TIFF Journal: ‘American Honey’

'American Honey'

Movie Rating:

3

‘American Honey’ is a tricky movie because most of its greatest strengths double down as its biggest weaknesses. The American debut from British filmmaker Andrea Arnold (‘Fish Tank‘) is a rambling road odyssey populated primarily by non-actors (plus Shia LeBeouf). The movie is defined more by fleeting moments of atmosphere and character than by plot or structure. There’s nothing wrong with that approach. However, with Arnold’s film tipping in around two hours and forty minutes, the rambling can be a bit much and it never really develops into more than the sum of its parts.

Thankfully, those parts are quite strong. Sasha Lane occupies the center of most scenes as Star, a lost teen with a troubled home life filled with suggestions of abuse, evidence of poverty, and nowhere to go.

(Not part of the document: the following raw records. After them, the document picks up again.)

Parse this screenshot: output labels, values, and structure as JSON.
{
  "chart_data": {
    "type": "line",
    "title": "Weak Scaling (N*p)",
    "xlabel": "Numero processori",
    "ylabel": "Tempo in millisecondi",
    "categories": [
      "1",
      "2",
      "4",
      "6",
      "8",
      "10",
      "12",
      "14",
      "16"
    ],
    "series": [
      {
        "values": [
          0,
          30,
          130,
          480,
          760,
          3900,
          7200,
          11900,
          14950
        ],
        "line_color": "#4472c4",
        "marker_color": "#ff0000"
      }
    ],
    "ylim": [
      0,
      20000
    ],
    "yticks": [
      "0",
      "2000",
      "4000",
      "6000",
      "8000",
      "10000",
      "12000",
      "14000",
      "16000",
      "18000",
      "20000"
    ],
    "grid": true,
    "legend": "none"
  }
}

Salvation arrives in the form of Shia LaBeouf with a ridiculous rattail dancing it up in a Walmart. He’s part of a gang of similarly lost teens who travel around the country selling magazine subscriptions. Since that business isn’t exactly booming, they depend on guilt and manipulation to get their sales, all watched over by an oddly malevolent beach bunny of a boss (Riley Keough from ‘The Girlfriend Experience’). The movie hangs out with the gang once Star finds them, slowly unfurling through a series of loosely connected episodes about young people struggling to find themselves, getting know each other, and seeking out a place in the world.

‘American Honey’ is kind of a coming-of-age movie, but not one that checks off the predictable life lesson arcs. Although Star goes through a series of perspective changing events, no dramatic point is ever lingered on for long. Writer/director Arnold is more interested in the energy, imagery and mumbling conversations of her group of oddball outsiders. Shot in a tight Academy Ratio frame, the movie is an explosion of color for the eyes at all times, dipping through various striking landscapes and strange faces. It’s almost like a friendlier version of a Harmony Korine film, reveling in outsider pockets of American subculture, with the mixture of humanity and oddity found in those places essentially the focus of the film. It’s certainly a unique world that Arnold explores with honesty and wide-eyed fascination. It’s just a shame that her long road leads to nowhere, even if that was the point.